As armadilhas fotográficas permitiram registro de três tatus-canastra fêmeas e ainda 30 tocas atribuídas a escavações da espécie, conhecida como "engenheiro do ecossistema".

Essas tocas são usadas como abrigo e conforto térmico por aproximadamente 35 outras espécies, indicando indicando sua importância na manutenção da qualidade de habitat para um grande número de animais nesse corredor de biodiversidade.

Tatu-Canastra é o maior da espécie de tatu e pode medir até 1.50 metros e pesar até 50 quilos. Devido ao seus comportamento noturno a sua baixa densidade populacional, este animal é raramente encontrado.

Imagem de uma fêmea de tatu-canastra. (Foto: Arquivo/IPE)Imagem de uma fêmea de tatu-canastra. (Foto: Arquivo/IPE)

O animal consta da Lista Nacional das Espécies da Fauna Brasileira Ameaçadas de Extinção e é classificado na categoria Vulnerável pela Lista Vermelha das Espécies Ameaçadas da União Internacional para a Conservação da Natureza.

A área sofreu grande impactos devido a ações de desmatamento e inundações mas, hoje, é considerada o maior remanescente de floresta protegida e se tornou um grande refúgio para a biodiversidade ao longo do rio Paraná.

Ali, como o tatu-canastra não era conhecido até recentemente, não constava no Plano de Manejo para a área, elaborado pela CESP (Companhia Energética de São Paulo) em 2006.

Desde 2010, o projeto Tatu-Canastra realiza pesquisas científicas para a proteção da espécie no Pantanal e Cerrado do MS. No Brasil, a espécie pode ser encontrada na Floresta Amazônica, Pantanal, Cerrado e Mata Atlântica.

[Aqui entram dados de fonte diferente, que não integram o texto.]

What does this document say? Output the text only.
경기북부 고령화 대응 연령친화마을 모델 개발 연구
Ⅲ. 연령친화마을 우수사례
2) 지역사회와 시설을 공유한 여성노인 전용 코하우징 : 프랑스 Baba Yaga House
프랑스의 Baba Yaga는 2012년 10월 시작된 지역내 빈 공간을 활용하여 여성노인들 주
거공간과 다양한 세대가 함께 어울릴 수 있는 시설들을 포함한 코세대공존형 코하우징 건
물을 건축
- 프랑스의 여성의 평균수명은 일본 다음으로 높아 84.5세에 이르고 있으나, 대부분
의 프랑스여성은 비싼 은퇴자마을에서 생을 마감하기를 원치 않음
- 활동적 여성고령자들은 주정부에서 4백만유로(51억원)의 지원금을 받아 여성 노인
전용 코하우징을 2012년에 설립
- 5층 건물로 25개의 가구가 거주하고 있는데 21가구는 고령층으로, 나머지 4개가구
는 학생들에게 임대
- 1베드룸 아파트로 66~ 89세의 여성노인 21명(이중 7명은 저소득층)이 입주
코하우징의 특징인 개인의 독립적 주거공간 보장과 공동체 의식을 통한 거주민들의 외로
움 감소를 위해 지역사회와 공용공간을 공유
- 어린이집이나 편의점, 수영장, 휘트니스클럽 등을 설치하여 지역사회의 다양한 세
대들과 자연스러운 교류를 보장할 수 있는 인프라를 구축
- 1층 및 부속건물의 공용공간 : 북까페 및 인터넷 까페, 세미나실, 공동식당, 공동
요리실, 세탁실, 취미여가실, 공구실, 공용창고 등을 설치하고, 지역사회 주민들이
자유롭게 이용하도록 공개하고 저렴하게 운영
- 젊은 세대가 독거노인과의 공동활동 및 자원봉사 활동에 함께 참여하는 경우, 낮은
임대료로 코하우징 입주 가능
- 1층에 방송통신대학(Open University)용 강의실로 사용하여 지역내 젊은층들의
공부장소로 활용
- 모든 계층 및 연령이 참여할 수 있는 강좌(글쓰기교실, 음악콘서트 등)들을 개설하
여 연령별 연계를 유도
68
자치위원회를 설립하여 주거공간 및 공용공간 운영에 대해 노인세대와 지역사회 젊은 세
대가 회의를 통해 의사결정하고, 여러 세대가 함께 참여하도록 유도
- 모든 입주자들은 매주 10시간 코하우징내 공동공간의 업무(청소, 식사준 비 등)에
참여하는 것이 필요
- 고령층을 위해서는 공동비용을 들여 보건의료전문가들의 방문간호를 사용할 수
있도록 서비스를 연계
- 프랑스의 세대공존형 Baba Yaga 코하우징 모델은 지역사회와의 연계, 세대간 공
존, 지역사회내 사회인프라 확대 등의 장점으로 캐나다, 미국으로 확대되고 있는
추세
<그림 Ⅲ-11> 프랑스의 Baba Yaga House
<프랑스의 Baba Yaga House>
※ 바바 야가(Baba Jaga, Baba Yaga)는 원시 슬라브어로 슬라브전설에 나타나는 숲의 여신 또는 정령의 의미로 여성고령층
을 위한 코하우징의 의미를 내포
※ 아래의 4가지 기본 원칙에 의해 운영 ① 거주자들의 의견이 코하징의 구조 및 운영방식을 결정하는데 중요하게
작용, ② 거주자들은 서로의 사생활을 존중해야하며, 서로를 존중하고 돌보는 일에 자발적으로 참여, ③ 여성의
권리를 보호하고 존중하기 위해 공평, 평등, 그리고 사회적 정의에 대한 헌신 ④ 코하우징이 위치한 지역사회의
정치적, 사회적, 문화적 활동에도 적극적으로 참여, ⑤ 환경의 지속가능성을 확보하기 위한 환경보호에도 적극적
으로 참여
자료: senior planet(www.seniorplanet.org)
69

Nos pampas, é considerado extinto e não há registros da espécie na Caatinga.

Imagem da espécie detectada em mato Grosso do Sul. (Foto: Arquivo/IPE)Imagem da espécie detectada em mato Grosso do Sul. (Foto: Arquivo/IPE)

Outra conclusão importante, de acordo com o biólogo, é que uma das fêmeas chegou a atravessar a rodovia BR-158. Cinco tatus-canastra já foram atropelados no estado esse ano.

Somente agora as imagens foram divulgadas em um artigo científico na revista Edentata - periódico de divulgação do Grupo de Especialistas em Tamanduás, Preguiças e Tatus da IUCN/SSC.

Oásis - A Cisalpina é a maior reserva ambiental do leste do estado e que faz parte de uma importante área do corredor de biodiversidade tri-nacional do Rio Paraná, de extrema importância para a conservação da fauna.

Trata-se de um remanescente das várzeas do rio Paraná e representa uma grande amostra do ecossistema que restou após o enchimento da hidrelétrica Sérgio Motta, em 1995. A paisagem é um mosaico com lagoas, córregos e canais interligados ao canal do rio Paraná, áreas abertas inundáveis e manchas florestais naturais.